You get to feel a sheet of parchment and vellum as you
enter. Do you know the difference? Paper only became common in the 1400s. At three
to four pages per day and even the best scribe making a mistake per page
(erased by scraping with knife or pumice stone) this was painstaking work but
it’s the illuminations that took the real artistry, time and effort.
The collections, largely put together by Edward IV and Henry
VIII that form most of the show. They allow you to lean on the glass cases and
you’ll need to, as many of the illuminations are small and repay detailed
attention.
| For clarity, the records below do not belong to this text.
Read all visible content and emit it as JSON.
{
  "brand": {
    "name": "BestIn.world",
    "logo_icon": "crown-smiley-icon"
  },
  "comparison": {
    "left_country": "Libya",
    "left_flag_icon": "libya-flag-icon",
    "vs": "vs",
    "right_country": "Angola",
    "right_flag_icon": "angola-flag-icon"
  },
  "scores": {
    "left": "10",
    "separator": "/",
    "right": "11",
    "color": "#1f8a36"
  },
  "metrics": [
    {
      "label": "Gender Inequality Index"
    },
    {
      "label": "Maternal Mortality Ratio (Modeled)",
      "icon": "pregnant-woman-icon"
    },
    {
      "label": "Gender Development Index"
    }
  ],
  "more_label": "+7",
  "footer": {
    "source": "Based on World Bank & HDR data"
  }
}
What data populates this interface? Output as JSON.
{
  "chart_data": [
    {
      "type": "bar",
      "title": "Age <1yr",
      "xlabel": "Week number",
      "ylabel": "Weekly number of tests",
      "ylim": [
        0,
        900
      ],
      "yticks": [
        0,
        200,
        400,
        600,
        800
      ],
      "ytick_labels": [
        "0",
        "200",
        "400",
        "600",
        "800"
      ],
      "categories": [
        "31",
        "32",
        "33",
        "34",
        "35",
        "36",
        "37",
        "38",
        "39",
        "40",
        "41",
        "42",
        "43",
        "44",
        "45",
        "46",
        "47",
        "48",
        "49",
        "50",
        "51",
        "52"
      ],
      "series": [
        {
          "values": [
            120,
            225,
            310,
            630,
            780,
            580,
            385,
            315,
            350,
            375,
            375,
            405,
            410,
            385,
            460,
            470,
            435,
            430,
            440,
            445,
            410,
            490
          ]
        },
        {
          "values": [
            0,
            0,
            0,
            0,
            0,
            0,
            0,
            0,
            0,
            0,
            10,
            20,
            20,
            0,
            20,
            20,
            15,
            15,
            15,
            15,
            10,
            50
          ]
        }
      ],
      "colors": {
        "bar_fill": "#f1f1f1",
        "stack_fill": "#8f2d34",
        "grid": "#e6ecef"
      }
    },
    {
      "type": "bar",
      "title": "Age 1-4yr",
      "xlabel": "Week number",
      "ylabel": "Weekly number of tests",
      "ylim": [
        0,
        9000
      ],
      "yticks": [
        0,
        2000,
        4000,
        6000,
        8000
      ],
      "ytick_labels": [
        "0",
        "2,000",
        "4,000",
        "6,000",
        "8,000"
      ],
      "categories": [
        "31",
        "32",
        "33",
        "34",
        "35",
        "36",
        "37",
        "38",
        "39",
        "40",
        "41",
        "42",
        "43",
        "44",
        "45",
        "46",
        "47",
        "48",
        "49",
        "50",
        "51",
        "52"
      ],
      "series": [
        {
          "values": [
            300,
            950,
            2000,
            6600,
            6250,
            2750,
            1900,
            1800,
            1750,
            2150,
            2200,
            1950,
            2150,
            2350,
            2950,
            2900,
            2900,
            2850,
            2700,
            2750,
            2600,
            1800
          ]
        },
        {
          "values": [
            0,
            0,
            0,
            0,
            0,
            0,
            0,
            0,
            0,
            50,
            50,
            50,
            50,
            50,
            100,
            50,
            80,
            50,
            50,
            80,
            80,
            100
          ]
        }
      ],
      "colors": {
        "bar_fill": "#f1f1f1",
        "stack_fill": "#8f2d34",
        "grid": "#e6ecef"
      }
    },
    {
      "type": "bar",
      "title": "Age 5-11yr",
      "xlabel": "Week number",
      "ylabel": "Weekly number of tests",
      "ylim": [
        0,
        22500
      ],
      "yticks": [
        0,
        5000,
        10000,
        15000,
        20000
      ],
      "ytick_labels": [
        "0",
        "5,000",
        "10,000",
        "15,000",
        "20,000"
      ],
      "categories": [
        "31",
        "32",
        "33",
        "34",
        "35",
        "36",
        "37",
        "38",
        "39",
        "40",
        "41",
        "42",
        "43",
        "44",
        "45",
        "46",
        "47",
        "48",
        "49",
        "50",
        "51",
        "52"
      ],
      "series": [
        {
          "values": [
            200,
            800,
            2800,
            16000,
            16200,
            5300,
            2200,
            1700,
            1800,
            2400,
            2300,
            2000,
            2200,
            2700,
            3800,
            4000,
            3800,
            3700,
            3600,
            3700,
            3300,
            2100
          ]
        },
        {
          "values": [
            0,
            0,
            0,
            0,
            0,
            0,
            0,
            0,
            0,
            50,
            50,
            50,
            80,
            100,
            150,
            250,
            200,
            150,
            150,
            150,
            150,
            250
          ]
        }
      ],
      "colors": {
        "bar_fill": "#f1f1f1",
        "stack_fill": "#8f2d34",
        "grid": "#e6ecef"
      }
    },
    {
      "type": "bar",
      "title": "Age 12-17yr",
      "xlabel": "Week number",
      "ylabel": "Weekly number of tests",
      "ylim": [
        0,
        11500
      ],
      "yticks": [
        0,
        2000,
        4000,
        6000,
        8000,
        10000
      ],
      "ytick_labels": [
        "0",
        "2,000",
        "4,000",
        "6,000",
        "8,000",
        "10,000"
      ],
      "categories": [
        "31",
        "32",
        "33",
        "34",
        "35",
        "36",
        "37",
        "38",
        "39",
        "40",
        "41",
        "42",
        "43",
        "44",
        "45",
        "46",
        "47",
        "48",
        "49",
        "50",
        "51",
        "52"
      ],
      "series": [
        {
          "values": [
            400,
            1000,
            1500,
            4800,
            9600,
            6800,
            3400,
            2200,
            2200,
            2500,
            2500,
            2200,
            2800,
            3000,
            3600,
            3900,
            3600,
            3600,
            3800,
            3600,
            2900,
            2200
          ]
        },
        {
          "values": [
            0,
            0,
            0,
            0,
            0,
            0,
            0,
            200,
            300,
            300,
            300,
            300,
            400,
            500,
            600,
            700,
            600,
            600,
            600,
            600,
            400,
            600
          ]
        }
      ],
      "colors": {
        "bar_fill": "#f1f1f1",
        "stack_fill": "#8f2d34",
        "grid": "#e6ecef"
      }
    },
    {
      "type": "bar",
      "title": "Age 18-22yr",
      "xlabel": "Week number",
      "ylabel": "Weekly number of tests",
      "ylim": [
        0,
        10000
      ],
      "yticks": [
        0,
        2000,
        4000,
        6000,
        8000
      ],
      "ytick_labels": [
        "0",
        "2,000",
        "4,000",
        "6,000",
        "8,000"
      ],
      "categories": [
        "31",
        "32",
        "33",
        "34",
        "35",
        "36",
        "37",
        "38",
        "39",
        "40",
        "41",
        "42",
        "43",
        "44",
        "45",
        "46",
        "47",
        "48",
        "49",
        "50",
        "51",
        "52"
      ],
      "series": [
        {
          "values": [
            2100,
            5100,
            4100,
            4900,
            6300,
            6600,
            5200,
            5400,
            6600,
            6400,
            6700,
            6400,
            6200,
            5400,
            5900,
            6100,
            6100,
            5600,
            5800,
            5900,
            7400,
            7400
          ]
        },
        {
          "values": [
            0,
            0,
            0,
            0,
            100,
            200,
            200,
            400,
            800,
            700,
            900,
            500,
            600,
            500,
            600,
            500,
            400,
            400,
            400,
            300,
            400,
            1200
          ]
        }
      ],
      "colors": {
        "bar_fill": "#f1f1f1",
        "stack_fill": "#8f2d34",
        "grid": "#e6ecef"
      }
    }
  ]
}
We must remember that books like this were rare, even in Medieval
times. Incredibly expensive to produce, they were owned treasured and treasured
by the elite. Indeed, the show is anchored in Monarchy, lineage, the divine
right of Kings, their education, relation to religion and chivalry. They
literally embed their coats of arms, even their own images, into the books.
What they don’t tell you
Print is power and therefore politics, so a book is never
just a book, it’s a device for flattery, preferment, a claim to legitimacy, a
contract, a confirmation of status….. In fact, something they don’t tell you
here, in the already annoying Jubilee year, is that Henry VIII was a censor who
tried to ban reading, even of the Bible, by apprentices and women. Elizabeth I
did the same through The Stationer’s Company. So Royalty, far from being
bibliophiles promoting reading and writing, were narcissistic owners and
censors. One could hardly call the present Royal family readers and
intellectuals. Bibliophiles they are not. I have never heard s single one of
them utter anything remotely interesting. Did you know that the Royal family
have an absolute exemption from the Freedom of Information Act? This law was
passed in 2011. Rather than playing an impartial role, they are free to be as
partial as they want – as we know from the shenanigans of Andrew and Charles.
Royal
and religious dogma
The degree to which books were merely objects of Royal or
religious dogma is the real lesson here. We really do see that Gutenberg, and
Caxton, truly revolutionised the replication and scalability of the writing and
reading of books. Remember that the Catholic Church still had a prohibited books
list until 1966. To be clear, the list included; Jean
Paul Sartre, Simone de Beauvoir, Voltaire, Denis
Diderot, Victor
Hugo, Jean-Jacques Rousseau, André
Gide, Immanuel Kant, David
Hume, René
Descartes, Francis
Bacon, John
Milton, John
Locke, Galileo
Galileo and Blaise Pascal. Giordano
Bruno was burnt at the stake for his writings. So Royal and Religious control
actually meant censorship.
Conclusion
Nevertheless, these are magnificent books that give us a
direct causal link with the past. There’s even annotations in Henry VIIIs own
hand in the margins. The Mathew Paris 13th C journey to the Holy
Land is an intriguing strip map, as he certainly never did the journey himself.
You can wallow in the few books that did exist over these many centuries but
don’t fall for this being in any way a golden age for books.